Ahlan! (Hello in Arabic)
Hello visitor, this is Mohammad Ramadan, PhD in Mechanical and Aerospace Engineering. In particular, I’m a control theorist with experience in stochastic optimal control, optimal filtering, and system identification.
I’m currently in Naperville (Chicago Western Suburbs), IL, working with the Mathematics and Computer Science Division, Argonne National Laboratory. These are my Github, my google scholar and LinkedIn. Let’s connect!
A little about me (outside research): I’m into music, theory and production, and all sorts of movements: working out, yoga, calisthenics, wrestling and Brazillian jiu jitsu.
Recent research projects:
Data-Conforming Data-Driven Control
Data-driven and adaptive control approaches face the problem of introducing sudden distributional shifts beyond the distribution of data encountered during learning. Therefore, they are prone to invalidating the very assumptions used in their own construction. This is due to the linearity of the underlying system, inherently assumed and formulated in most data-driven control approaches, which may falsely generalize the behavior of the system beyond the behavior experienced in the data. This paper seeks to mitigate these problems by enforcing consistency of the newly designed closed-loop systems with data and slowing down any distributional shifts in the joint state-input space. This is achieved through incorporating affine regularization terms and linear matrix inequality constraints to data-driven approaches, resulting in convex semi-definite programs that can be efficiently solved by standard software packages. We discuss the optimality conditions of these programs and then conclude the paper with a numerical example that further highlights the problem of premature generalization beyond data and shows the effectiveness of our proposed approaches in enhancing the safety of data-driven control methods.

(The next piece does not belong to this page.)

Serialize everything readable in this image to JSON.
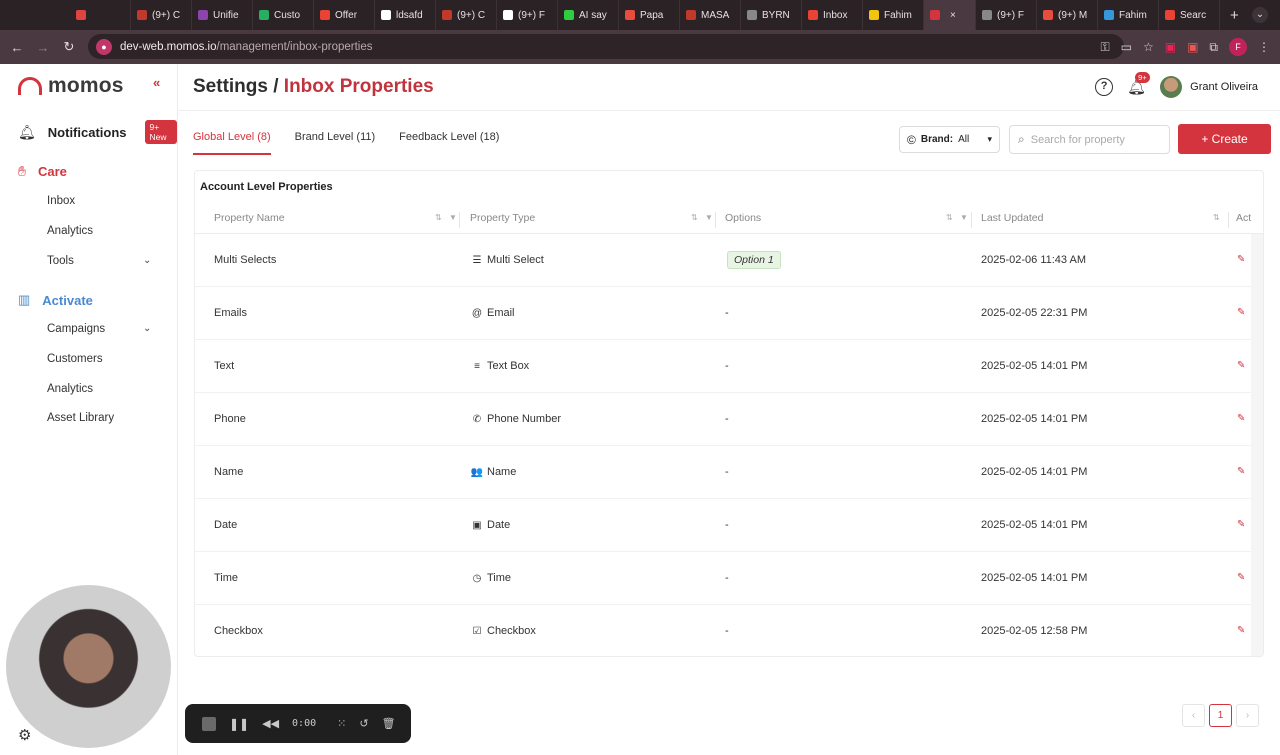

Dampening parameter distributional shifts under robust control and gain scheduling
Many traditional robust control approaches assume linearity of the system and independence between the system state-input and the parameters of its approximant low-order model. This assumption implies that robust control design introduces no distributional shifts in the parameters of this low-order model. This is generally not true when the underlying actual system is nonlinear, which admits typically state-input coupling with the parameters of the approximating model. Therefore, a robust controller has to be robust under the parameter distribution that will be experienced in the future data, after applying this control, not the parameter distribution seen in the learning data or assumed in the design. In this paper we seek a solution to this problem by restricting the newly designed closed-loop system to be consistent with the learning data and slowing down any distributional shifts in the state-input and parameter spaces. In computational terms, these objectives are formulated as convex semi-definite programs that standard software packages can efficiently solve. We evaluate the proposed approaches on a simple yet telling gain-scheduling problem, which can be equivalently posed as a robust control problem.